Schon bald war der Kuchen im Backofen. Die Zeit, die er brauchte, um fertig zu backen, nutzte ich und räumte auf. Ich rief meine Mutter an und fragte sie, wann sie nach Hause käme. Um 14.30 Uhr wollte sie da sein. Bis dahin blieb mir nicht mehr viel Zeit. Ich schaffte es trotzdem, rechtzeitig den Tisch zu decken, aufzuräumen, Kaffee zu kochen und die Wäsche abzunehmen.
Alles war vorbereitet. Ich war so gespannt, denn ich wollte meiner Mutter und nach Feierabend auch meinem Vater eine Freude machen und sie mit meinem gemütlich gedeckten Kaffeetisch und dem selbst gebackenen Kuchen überraschen.

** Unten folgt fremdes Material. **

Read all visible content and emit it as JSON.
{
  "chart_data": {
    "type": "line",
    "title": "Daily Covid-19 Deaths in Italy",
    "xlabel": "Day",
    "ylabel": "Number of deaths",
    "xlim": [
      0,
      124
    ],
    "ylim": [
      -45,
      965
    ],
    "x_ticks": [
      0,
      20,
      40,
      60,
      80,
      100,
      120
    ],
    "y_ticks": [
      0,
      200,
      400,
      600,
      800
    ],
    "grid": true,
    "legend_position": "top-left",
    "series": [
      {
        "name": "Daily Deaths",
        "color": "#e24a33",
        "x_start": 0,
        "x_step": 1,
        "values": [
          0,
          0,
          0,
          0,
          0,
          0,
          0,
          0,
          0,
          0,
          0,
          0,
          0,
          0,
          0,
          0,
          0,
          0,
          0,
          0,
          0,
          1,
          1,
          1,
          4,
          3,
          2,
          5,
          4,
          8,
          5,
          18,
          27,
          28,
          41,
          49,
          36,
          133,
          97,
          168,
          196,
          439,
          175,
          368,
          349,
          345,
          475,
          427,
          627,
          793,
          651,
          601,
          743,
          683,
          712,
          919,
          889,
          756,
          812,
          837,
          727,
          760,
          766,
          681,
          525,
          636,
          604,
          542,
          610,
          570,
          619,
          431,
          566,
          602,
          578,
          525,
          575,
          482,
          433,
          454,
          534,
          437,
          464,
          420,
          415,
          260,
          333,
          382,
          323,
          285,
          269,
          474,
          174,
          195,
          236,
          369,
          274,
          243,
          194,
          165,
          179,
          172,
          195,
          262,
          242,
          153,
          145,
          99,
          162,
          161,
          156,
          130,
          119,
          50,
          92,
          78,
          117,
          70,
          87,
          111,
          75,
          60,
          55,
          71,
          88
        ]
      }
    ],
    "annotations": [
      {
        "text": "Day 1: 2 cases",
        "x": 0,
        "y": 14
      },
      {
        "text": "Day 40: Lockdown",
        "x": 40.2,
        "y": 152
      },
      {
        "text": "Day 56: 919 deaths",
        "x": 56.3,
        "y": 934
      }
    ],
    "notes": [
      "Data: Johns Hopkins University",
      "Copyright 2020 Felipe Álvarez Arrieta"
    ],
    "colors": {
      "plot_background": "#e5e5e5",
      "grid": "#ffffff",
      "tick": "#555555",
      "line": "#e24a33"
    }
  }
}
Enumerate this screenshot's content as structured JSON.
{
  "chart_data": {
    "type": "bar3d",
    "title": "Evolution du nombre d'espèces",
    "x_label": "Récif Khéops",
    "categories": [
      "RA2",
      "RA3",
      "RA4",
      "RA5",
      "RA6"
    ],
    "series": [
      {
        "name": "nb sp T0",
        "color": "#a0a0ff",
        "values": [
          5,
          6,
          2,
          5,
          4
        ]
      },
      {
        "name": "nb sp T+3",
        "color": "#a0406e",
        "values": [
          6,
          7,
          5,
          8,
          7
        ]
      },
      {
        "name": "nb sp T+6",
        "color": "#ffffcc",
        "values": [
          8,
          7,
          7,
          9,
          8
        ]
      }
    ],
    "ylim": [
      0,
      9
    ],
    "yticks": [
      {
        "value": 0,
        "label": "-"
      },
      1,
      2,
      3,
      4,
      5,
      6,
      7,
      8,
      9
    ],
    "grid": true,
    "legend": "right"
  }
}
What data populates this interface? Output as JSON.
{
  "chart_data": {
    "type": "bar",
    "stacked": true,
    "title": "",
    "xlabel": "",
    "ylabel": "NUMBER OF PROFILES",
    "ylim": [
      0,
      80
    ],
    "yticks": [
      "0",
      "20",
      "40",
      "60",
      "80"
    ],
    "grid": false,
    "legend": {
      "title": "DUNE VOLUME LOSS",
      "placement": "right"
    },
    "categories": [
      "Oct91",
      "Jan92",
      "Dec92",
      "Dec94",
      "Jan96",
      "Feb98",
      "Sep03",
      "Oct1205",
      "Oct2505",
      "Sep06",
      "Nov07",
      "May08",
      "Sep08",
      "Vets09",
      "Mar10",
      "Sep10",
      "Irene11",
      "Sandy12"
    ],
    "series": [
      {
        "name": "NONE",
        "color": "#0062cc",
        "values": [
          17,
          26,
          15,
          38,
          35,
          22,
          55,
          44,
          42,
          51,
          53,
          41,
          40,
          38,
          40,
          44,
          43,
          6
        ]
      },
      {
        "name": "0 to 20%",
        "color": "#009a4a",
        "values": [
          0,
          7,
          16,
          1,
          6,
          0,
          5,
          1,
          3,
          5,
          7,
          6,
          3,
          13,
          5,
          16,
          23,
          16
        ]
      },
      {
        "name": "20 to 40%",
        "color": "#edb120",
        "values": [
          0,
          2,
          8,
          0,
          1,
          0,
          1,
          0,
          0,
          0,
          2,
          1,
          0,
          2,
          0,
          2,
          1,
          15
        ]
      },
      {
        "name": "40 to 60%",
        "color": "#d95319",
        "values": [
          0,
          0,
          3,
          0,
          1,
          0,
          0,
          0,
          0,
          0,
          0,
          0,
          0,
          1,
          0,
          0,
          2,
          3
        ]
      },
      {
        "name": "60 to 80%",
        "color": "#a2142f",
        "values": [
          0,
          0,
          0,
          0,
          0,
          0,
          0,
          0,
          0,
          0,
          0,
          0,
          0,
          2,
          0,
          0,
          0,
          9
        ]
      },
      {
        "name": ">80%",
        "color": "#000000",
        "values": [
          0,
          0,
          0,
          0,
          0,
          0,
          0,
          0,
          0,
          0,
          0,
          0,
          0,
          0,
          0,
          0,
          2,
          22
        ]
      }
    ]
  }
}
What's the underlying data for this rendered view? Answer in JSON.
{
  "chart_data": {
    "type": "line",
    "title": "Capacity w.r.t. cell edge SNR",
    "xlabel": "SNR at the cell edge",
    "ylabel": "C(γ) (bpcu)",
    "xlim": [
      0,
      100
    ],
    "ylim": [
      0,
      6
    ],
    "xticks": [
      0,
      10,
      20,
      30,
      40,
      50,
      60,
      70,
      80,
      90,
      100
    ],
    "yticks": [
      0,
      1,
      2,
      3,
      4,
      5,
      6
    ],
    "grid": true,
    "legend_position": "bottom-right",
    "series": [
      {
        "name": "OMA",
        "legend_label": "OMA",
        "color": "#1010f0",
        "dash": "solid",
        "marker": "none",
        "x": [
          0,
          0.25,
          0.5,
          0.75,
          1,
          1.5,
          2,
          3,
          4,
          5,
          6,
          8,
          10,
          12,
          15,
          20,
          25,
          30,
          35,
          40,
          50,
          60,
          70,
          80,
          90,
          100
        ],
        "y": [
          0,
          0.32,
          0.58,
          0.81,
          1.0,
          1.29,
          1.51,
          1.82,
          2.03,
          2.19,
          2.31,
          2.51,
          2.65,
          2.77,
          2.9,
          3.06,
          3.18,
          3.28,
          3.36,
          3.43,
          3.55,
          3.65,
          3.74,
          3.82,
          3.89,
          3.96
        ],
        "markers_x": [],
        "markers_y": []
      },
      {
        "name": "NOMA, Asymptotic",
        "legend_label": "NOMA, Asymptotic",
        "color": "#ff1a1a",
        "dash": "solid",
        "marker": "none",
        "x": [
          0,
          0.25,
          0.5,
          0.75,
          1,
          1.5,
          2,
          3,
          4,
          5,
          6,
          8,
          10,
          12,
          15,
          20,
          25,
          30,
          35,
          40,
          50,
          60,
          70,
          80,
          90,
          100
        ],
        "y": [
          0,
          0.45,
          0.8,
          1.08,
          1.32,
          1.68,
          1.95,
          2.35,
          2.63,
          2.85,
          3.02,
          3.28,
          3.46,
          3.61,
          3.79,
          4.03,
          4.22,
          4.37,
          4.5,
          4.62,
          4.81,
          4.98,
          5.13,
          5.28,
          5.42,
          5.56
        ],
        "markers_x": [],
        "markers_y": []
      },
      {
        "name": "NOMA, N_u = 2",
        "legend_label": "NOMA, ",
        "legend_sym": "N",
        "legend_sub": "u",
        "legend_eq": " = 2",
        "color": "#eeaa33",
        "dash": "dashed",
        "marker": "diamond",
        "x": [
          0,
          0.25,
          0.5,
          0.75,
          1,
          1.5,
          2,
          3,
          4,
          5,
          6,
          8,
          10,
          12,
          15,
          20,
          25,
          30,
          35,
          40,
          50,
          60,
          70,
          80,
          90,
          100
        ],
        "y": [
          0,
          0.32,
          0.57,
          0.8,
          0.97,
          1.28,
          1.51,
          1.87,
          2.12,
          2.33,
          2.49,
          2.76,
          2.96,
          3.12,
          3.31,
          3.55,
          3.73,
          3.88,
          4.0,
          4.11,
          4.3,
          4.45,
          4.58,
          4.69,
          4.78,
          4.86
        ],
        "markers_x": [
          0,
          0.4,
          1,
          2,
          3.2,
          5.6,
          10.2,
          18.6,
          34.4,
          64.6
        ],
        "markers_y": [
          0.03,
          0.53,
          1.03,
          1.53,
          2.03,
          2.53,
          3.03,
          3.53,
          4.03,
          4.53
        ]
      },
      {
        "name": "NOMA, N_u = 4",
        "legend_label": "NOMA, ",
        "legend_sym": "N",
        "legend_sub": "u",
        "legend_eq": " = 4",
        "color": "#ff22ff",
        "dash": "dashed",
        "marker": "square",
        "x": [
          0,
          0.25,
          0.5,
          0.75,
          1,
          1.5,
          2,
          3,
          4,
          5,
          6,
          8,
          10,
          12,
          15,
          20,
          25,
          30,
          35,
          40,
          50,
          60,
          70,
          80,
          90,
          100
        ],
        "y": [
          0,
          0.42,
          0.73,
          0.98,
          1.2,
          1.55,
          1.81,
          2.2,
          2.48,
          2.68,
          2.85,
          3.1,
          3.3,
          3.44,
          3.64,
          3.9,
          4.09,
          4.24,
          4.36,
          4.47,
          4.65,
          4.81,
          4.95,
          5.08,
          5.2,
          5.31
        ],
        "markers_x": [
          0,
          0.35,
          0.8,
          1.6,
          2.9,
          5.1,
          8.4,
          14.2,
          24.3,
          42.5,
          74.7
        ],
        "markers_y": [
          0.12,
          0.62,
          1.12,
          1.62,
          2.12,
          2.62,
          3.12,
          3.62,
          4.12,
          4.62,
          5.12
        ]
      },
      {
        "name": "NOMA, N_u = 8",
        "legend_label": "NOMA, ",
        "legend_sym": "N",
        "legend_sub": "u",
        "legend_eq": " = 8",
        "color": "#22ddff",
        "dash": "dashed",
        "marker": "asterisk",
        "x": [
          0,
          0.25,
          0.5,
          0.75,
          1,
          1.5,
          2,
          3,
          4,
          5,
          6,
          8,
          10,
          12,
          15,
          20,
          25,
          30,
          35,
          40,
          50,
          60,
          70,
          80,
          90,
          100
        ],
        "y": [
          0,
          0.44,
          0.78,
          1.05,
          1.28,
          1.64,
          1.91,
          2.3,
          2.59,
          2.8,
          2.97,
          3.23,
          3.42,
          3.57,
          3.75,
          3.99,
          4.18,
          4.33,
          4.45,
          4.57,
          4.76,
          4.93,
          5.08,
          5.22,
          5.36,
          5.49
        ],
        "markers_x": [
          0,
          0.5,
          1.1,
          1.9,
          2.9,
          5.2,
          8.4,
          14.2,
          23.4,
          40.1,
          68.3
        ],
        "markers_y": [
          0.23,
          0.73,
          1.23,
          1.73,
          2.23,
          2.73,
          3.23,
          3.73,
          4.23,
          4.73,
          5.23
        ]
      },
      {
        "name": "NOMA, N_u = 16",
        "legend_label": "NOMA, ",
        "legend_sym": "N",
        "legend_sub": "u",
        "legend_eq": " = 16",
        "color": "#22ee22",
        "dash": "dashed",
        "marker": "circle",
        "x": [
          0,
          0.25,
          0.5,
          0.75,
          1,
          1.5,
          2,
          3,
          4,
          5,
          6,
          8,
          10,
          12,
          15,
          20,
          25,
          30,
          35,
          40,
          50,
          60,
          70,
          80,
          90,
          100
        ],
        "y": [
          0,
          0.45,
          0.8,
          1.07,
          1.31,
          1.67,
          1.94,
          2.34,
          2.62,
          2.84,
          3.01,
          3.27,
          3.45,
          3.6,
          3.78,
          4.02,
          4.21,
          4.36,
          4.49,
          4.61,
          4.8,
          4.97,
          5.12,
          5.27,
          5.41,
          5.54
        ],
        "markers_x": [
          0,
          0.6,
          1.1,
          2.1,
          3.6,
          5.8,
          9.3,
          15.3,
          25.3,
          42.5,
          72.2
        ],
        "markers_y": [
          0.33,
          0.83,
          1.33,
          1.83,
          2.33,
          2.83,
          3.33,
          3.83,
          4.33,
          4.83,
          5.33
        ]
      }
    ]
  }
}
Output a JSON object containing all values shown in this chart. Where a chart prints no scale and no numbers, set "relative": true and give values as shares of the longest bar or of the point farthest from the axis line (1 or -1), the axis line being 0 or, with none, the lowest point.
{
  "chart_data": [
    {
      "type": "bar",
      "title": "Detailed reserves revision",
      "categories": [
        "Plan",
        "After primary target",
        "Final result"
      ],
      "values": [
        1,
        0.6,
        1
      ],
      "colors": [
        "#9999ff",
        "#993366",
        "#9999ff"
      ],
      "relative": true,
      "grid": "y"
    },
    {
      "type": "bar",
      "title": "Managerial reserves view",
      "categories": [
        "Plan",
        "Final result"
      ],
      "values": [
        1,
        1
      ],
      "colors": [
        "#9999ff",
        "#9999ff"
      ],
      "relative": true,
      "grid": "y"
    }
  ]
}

14.30 Uhr war vorbei, doch Mutti kam nicht. Also wartete ich, bis sie von der Arbeit zurückkehrte. Als sie endlich da war, fand ich, dass ihre Begeisterung gar nicht so groß war, wie ich es mir ausgemalt hatte. Na ja, war nicht so schlimm. Ich lobte mich selbst für meinen Kuchen.
Es ist traurig, in meinen damaligen Tagebüchern zu lesen und mich daran zu erinnern, dass ich mich selbst lobte. Aus meiner heutigen Sicht ist ein zwölfjähriges Mädchen eben nicht in der Lage, sich ausschließlich selbst zu loben. In jeder Phase des Lebens braucht ein Kind Liebe und Zuneigung, und gerade in der Zeit der Entwicklung sind liebevolle, anerkennende Worte Balsam für die kleine Kinderseele. Balsam, der mir fehlte. Diese Worte berühren mich, denn aus heutiger Sicht tut mir das Kind – also ich – leid.
Als zwölfjähriges junges Mädchen stand ich da, wollte meiner Mutter eine Freude machen und hätte gerne ein Lob gehört. Ich wollte sie entlasten – nicht nur an diesem Tag. Stets gab ich mir große Mühe und begann, um ihre Anerkennung zu kämpfen. Doch von ihr kam nie eine Reaktion. Das Gleiche gilt für meinen Vater. Meine Mühe wurde nicht gesehen und schon gar nicht gewürdigt.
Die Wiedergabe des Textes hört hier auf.